How very odd. She was stretched out flat on a table. Brightly colored lengths of wire were wrapped around her wrists, tying them together in front of her.
“Out that door and to the left,” said a voice. She searched for the speaker.
He sat sprawled in a white director’s chair, amidst a clutter of magazines. He was a small man whose dark hair was carefully slicked back and curled about the ears. He wore a wine-red shirt which hung open, revealing a gold medallion. His belt was wide and black, his trousers white. His voice matched his appearance perfectly.
Martha tried to sit up; it was a hopeless effort.
“I can’t do anything without my hands.”
He stared insolently and flung another magazine to the floor. He lounged across the barren room toward her. In his hands were black steel dikes, he snipped through the skinny windings on her wrists.
“Try to run and I’ll break your leg,” he said, as she slipped off the wooden table. “There’s nowhere to go, anyway.”
He was quite correct. The tall, barnlike room had no windows and only two doors. One of the two was green metal. It had a key lock and a hole beneath where the doorknob had once been. The other door stood open, and as Martha passed through it, leaning on the doorsill for support in her vertigo, she saw that it led through a short hall to two other doors. One of them was identical to the door in the large room, except that it had a knob on it. The other door was wood.
She turned the knob on the green door. It was locked. “Other door,” came the voice behind her. It was a nasty voice, the sort of voice which might make a child cry, hearing it say “other door” in that sneering fashion. It was the sort of voice that would want to. Martha turned and passed through the wooden door.
“You are very mistaken in this,” repeated Martha. “No one I know has more than four hundred dollars in the bank.”
“The less I hafta say, the better off you’ll be,” grumbled her captor, as he rummaged around on the floor. He had leafed through all his magazines while his prisoner was unconscious, not reading them, but reading the captions on all the pictures and spoiling the interest of them, and so now had nothing to read.

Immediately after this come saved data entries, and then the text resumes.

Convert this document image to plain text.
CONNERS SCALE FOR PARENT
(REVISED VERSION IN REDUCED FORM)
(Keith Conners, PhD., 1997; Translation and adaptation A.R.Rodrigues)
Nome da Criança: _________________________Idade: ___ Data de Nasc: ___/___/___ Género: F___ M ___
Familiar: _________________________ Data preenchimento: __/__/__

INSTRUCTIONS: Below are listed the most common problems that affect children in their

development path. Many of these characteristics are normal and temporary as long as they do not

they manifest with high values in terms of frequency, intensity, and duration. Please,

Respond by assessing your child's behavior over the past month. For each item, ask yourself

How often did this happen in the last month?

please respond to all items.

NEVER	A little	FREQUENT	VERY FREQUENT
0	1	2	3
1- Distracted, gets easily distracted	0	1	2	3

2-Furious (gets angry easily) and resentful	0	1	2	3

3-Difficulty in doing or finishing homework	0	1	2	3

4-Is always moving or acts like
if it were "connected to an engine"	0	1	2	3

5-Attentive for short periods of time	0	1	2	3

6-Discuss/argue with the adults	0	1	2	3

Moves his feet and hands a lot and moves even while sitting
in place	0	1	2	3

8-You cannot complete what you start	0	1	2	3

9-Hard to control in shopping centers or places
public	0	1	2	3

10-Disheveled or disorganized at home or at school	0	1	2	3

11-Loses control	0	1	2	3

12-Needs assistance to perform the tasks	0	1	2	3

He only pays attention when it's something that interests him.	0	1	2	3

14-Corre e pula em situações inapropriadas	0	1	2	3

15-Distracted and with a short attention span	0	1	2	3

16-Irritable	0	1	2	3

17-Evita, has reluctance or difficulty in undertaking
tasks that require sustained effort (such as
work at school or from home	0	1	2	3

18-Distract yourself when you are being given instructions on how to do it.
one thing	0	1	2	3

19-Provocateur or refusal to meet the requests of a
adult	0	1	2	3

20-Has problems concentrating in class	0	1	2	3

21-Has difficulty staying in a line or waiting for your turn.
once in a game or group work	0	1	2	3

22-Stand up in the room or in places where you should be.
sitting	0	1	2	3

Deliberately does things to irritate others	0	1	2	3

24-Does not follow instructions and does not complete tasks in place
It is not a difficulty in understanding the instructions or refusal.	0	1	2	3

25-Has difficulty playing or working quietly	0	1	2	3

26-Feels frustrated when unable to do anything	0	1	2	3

“You’ve said that twice in the last hour, and you must know by now it doesn’t shut me up.”
He raised his eyes. “Less you say, happier I’ll be,” he added.
Mrs. Macnamara sat only a few feet from his chair. A small pile of discarded magazines kept her from the chill of the floor. Her feet were folded on her thighs in the full lotus posture. She had spent a large part of the day in this position, and now daylight was fading from the crack beneath the green
door. Had it been just one day since the trip to the Valley and the lunch in the tea shop with Mayland Long?
She remembered the car, and how a man had leaned out, smiling, and taken her hand. She remembered the open door. The yank on her arm. The hankie with its operating-room stink.
That was how she got her nose burned, she decided. Ether, or chloroform, or whatever.
Had no one seen this? Where was Mayland? He’d been right beside her. He just found that flower, and given it to her. So very romantic, but silly, too, in his dignified, almost pedantic manner. Had they snatched him too? Had they killed him? The thought was unbearable.